İŞVERENLERİN KREŞ AÇMA YÜKÜMLÜĞÜ
YASADA ZATEN VAR, DENETİM YOK
Kreş hakkı mevcut yasada 150 kadın işçinin çalıştığı tüm işyerleri için zorunlu tutuluyor zaten ve Belediyeler Kanunu’na göre belediyelerin kreş açması yükümlülüğü var. Fakat uygulamada ne işverenler ne de belediyeler bu sorumluluğu yerine getirmiyor. Kreş açma sorumluluğunu yerine getirmeyen işverenlere yönelik denetimler de son derece az. 2012 yılında Çalışma Bakanlığı verilerine göre yasal zorunluluğu olan işyerlerinin sadece yüzde 3’ü denetlendi, yaptırım olarak da düşük bir para cezası verildi.

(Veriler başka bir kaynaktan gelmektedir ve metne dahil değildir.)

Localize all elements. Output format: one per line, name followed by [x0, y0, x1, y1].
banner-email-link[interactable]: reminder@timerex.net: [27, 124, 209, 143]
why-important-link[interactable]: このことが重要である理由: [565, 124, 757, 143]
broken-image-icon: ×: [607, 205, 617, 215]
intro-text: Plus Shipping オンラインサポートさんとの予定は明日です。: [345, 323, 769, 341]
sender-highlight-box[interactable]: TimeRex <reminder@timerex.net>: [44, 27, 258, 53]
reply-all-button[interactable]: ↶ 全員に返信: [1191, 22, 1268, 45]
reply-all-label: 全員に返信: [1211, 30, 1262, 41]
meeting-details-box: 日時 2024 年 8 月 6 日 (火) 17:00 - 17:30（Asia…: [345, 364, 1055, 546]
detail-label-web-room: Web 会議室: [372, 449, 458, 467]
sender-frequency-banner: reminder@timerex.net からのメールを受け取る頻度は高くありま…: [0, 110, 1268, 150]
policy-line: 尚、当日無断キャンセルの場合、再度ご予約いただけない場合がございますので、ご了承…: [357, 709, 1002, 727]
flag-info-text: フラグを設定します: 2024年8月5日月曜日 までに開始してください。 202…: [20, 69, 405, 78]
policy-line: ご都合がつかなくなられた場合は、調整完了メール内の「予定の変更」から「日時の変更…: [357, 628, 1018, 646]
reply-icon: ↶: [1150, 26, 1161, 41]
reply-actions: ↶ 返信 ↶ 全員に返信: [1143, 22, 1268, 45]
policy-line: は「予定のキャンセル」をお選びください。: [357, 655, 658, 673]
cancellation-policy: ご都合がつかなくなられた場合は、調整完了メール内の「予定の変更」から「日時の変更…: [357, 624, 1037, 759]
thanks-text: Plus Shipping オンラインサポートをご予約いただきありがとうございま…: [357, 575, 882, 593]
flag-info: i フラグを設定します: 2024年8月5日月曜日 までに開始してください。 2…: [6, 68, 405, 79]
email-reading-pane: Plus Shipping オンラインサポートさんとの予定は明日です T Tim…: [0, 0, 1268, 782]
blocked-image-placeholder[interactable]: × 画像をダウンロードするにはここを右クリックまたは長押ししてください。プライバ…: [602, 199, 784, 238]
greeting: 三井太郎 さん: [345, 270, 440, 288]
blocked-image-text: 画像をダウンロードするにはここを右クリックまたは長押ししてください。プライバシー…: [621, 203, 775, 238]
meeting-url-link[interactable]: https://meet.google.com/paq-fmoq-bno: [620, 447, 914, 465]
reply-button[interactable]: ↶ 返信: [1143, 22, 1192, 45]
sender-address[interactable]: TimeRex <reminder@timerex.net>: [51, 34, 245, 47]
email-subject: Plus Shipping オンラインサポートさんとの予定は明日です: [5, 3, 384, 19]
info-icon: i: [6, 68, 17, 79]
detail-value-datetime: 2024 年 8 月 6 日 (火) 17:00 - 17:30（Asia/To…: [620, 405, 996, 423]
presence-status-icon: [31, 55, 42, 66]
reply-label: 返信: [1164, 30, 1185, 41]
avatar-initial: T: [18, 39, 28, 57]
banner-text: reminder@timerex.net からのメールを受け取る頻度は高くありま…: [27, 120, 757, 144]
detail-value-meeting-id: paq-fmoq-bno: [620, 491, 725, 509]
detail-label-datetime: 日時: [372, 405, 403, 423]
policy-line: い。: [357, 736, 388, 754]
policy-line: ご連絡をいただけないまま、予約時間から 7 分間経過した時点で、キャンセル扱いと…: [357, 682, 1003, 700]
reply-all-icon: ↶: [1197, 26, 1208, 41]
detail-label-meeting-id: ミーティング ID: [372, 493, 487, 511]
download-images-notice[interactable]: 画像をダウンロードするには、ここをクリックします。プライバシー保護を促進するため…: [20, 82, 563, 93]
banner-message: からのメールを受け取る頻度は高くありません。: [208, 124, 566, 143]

Üstelik burada devletin ya da yerel yönetimin bizzat kendisinin güvenli ve ucuz kreş açması değil söz konusu olan. Aksine, hep daha yüksek kâr elde etmeye bakan özel sektörün korkunç paralarla ya da ucuz ama düşük nitelikli kreşler açması “teşvik” ediliyor. Dar gelirli vatandaşlar ya ucuz ama düşük nitelikli hizmete mahkûm olacak ya da çocuğunu çok yüksek fiyatlı kreşlere gönderemeyeceği için yine başının çaresine bakmak zorunda kalacak.